When I got the Goldman report, I sent it off to a relative that provides consulting services to farmers.  In his response, he said, “While there are ways for better technology to improve farming, and thus provide solid investment opportunities for folks inside/outside of agriculture, my strong opinion is that these claims are usually wildly overstated, over-simplified and neglect to account for the biggest variable of all, mother nature.”

He went on to talk about some of the other realities that are likely to put a dent in the most optimistic forecasts for precision farming, but I kept thinking about the weather.  Days before, I had driven through southwest Minnesota in an unrelenting rain.  An odd spring had delayed some of the planting and now there was standing water everywhere.  Which of those fields had been planted?  Which were waiting to be?  What will happen?  Precision mattered little amidst the deluge.
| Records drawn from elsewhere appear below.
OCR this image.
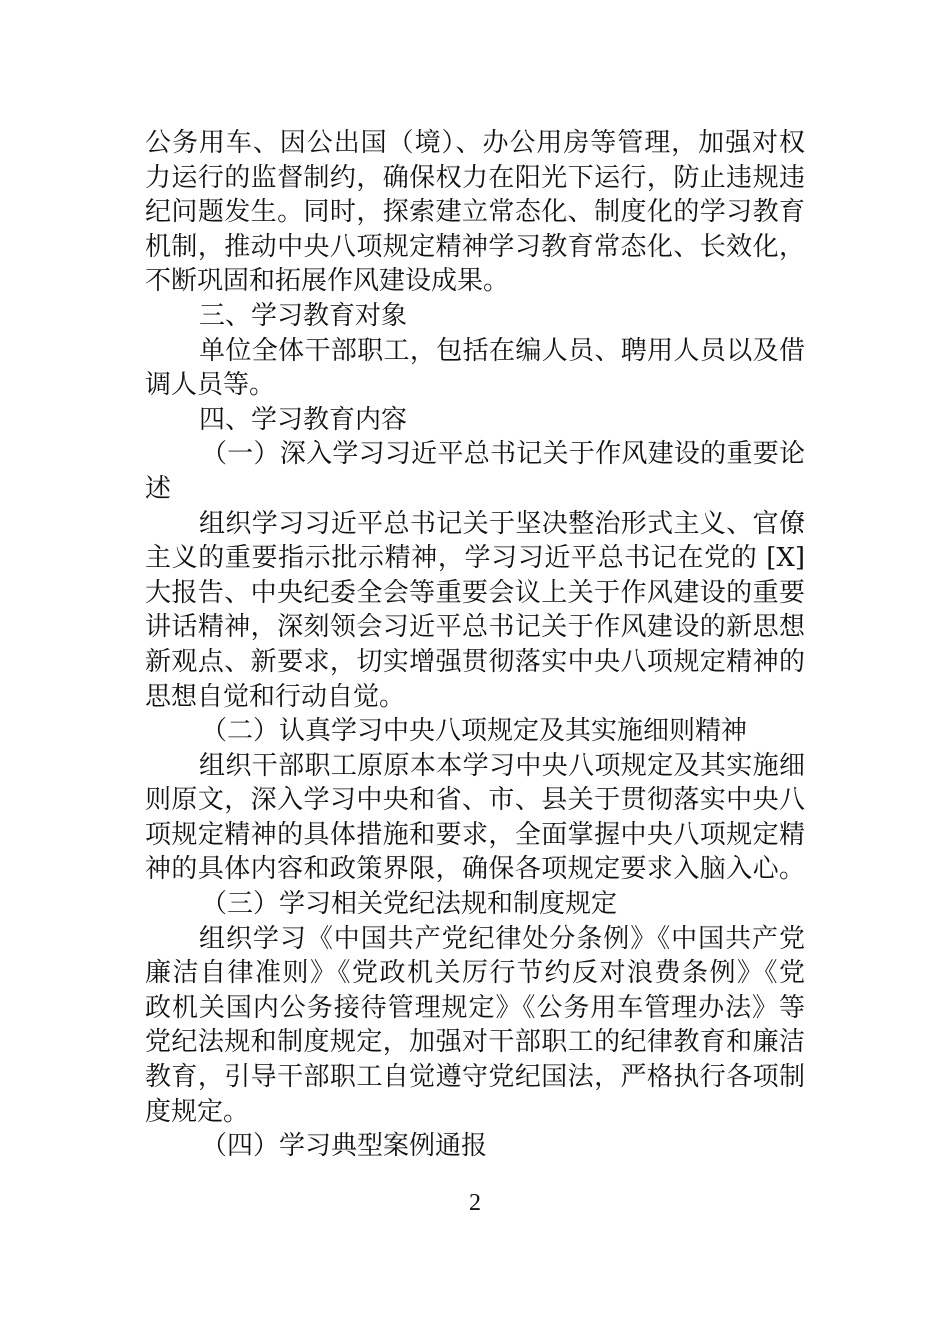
公务用车、因公出国（境）、办公用房等管理，加强对权
力运行的监督制约，确保权力在阳光下运行，防止违规违
纪问题发生。同时，探索建立常态化、制度化的学习教育
机制，推动中央八项规定精神学习教育常态化、长效化，
不断巩固和拓展作风建设成果。
三、学习教育对象
单位全体干部职工，包括在编人员、聘用人员以及借
调人员等。
四、学习教育内容
（一）深入学习习近平总书记关于作风建设的重要论
述
组织学习习近平总书记关于坚决整治形式主义、官僚
主义的重要指示批示精神，学习习近平总书记在党的 [X]
大报告、中央纪委全会等重要会议上关于作风建设的重要
讲话精神，深刻领会习近平总书记关于作风建设的新思想
新观点、新要求，切实增强贯彻落实中央八项规定精神的
思想自觉和行动自觉。
（二）认真学习中央八项规定及其实施细则精神
组织干部职工原原本本学习中央八项规定及其实施细
则原文，深入学习中央和省、市、县关于贯彻落实中央八
项规定精神的具体措施和要求，全面掌握中央八项规定精
神的具体内容和政策界限，确保各项规定要求入脑入心。
（三）学习相关党纪法规和制度规定
组织学习《中国共产党纪律处分条例》《中国共产党
廉洁自律准则》《党政机关厉行节约反对浪费条例》《党
政机关国内公务接待管理规定》《公务用车管理办法》等
党纪法规和制度规定，加强对干部职工的纪律教育和廉洁
教育，引导干部职工自觉遵守党纪国法，严格执行各项制
度规定。
（四）学习典型案例通报
2
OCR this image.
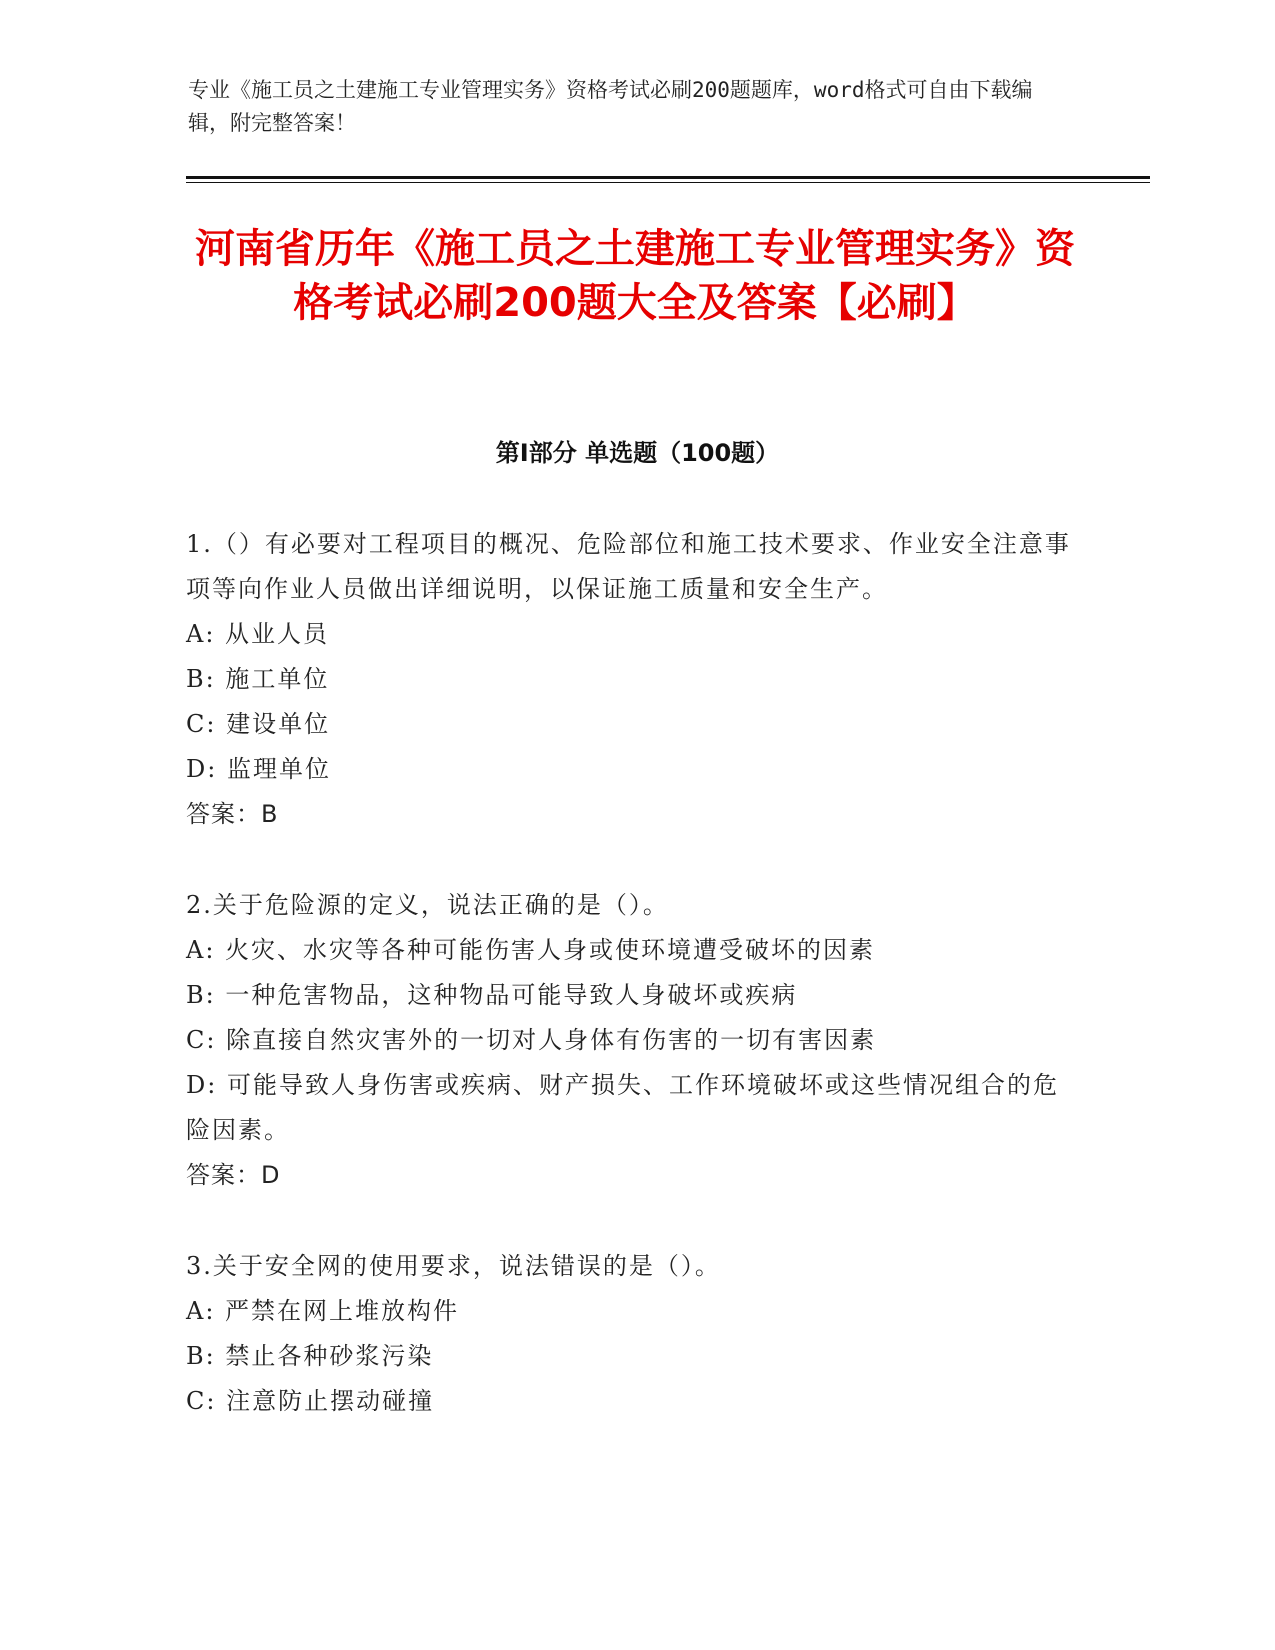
专业《施工员之土建施工专业管理实务》资格考试必刷200题题库，word格式可自由下载编辑，附完整答案！
河南省历年《施工员之土建施工专业管理实务》资格考试必刷200题大全及答案【必刷】
第Ⅰ部分 单选题（100题）
1.（）有必要对工程项目的概况、危险部位和施工技术要求、作业安全注意事项等向作业人员做出详细说明，以保证施工质量和安全生产。
A: 从业人员
B: 施工单位
C: 建设单位
D: 监理单位
答案：B
2.关于危险源的定义，说法正确的是（）。
A: 火灾、水灾等各种可能伤害人身或使环境遭受破坏的因素
B: 一种危害物品，这种物品可能导致人身破坏或疾病
C: 除直接自然灾害外的一切对人身体有伤害的一切有害因素
D: 可能导致人身伤害或疾病、财产损失、工作环境破坏或这些情况组合的危险因素。
答案：D
3.关于安全网的使用要求，说法错误的是（）。
A: 严禁在网上堆放构件
B: 禁止各种砂浆污染
C: 注意防止摆动碰撞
Farming can be filled with heartache.  The rain sometimes doesn’t come and at other times doesn’t stop.  As my relative wrote, “So much is out of our control.  Perhaps that is why the promise of digital ag is so enticing.  It gives us the illusion that we have more control than we actually do.”

It seems like that’s where we are in the investment world too.

Since the financial crisis, investors and investment firms have become obsessed with “risk.”  Mostly it centers around a limited notion in which risk is defined as the standard deviation of returns.  Sure, lots of other statistics adorn the superficially encyclopedic reports that decision makers use, but at the core of the exercise is a belief that the volatility of a pool of investments can be effectively judged and controlled.

To that simple end, much has changed in the years since the crisis.  New systems have been devised, new teams of quantitative analysts assembled, and new products and strategies created.  Those developments are based upon the belief that we can engage in a precision farming of sorts.  Ironically, in the wake of a failure of risk management and the modeling of market behavior, we have a renewed faith in risk management and the modeling of market behavior.

Apart from a few minor squalls, that faith hasn’t really been tested yet.  What if the rain comes (and comes)?  We have modeled an unrealistic world that “gives us the illusion that we have more control than we actually do.”  When the weather changes, our belief in precision will look a bit silly.